Sir Salvatore – Fireflies, Reading Books
We held back a little bit when we reviewed The Builders and the Butchers live show last week. Rob and I rolled in just a tiny bit late, but still in time to catch the tail end of Simeon Soul Charger’s set. You probably wouldn’t slap the “indie” label on the Akron-based band, but their blend of dramatic, metal-tinged chops and epic delivery translates really well live. We’ve got two tracks below, both of which are intricate and borderline operatic. The supplementary percussion breakdown in “Rockets” is particularly solid. We’ve said this before, but it’s fun to write about local bands that have talent. These dudes, Suede Brothers and The Modern Electric are certainly making Northeast Ohio proud at the moment. (That said, we’ve got to have a conference or something about how to name a band. Maybe there’s a good story behind it, but Simeon Soul Charger doesn’t quite work for me. The band would jump a level if the name was Killer Whale or something, right?)
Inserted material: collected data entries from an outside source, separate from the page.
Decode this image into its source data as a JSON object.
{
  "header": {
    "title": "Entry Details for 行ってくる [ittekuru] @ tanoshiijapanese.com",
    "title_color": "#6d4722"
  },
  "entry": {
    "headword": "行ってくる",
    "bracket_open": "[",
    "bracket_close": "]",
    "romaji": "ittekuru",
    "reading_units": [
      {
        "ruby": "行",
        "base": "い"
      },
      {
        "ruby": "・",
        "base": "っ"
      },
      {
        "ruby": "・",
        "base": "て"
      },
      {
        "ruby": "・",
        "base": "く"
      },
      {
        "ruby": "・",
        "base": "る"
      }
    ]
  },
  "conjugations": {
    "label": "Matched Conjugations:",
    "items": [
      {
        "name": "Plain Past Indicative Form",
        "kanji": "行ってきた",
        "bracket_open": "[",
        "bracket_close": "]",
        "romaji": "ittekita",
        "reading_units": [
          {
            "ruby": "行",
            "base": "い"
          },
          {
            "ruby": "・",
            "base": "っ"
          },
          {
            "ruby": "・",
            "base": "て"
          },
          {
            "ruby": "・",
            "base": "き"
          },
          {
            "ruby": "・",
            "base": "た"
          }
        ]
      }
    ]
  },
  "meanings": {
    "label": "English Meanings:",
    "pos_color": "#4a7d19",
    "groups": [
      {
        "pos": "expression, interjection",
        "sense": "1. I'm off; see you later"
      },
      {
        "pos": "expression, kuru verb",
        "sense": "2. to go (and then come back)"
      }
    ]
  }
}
Simeon Soul Charger – Someone Shoot the Fuckin TV
I’ve been storing the live track for today up for a while. It comes from the expanded 1990 American release of Europe ‘72 and is almost certainly my favorite Dead song. It’s a Pigpen original and was only performed nine times on the 1972 tour. At the conclusion of the tour, Pigpen left the band and died eight months after. Like “Easy Wind,” another Pigpen track, “The Stranger” is drenched in the blues and plays like an elegy when you consider McKernan’s stuggles with (and ultimate demise as a result of) alcohol. (Jesus Christ. What would have happened if the dude found somebody to “hide (his) liqour, try to serve (him) tea”?) “The Stranger” finds Pigpen (in this case, it’s almost impossible not to ge the narrator and the author conflated) ruminating on the nature of love and its apparent impossibility to attain. Nearly all of the lyrical content in “The Stranger” is top-notch, but it’s this bit at the end that always gets me:
“I’m a man, I’m not made out of stone. My needs they are simple. I don’t want many things. But I surely want to fly on them wings, on them wings of love one time. Oh yes I do. I’m a stranger yeah. I’m a stranger in your town. Won’t somebody please help me now. Help me find the right way to go. I just want to ride, I just want to ride, I just want to ride on them big old wings of love.”
After that, he goes into an emotional crescendo to close the song, ripping raw vocals out of his damaged body, pleading to the universe for love. If you’ve not heard it before, buckle up and get a kleenex ready. In a Keith Moon-ish kind of way, Ron McKernan lived rock and roll and shuffled off as a result of those indulgences. This song can be read as his conception of what could have been had he chosen not to; that kind of prescience is where tragedy comes from. (Remember: it’s not particularly tragic if the hero doesn’t know he has a flaw. That just sucks, much like rain on your wedding day or whatever.) Equally tragic is that the tune, to a degree, died with McKernan. This thing cuts across the sorts of stereotypes that you’d generally associate with the Dead. Had they laid it down in a studio and put it on Wake of the Flood, you’re probably asking the DJ to play it at your wedding. Push play on this one and soak in six minutes of anguish and (I might argue) the opportunity for redemption.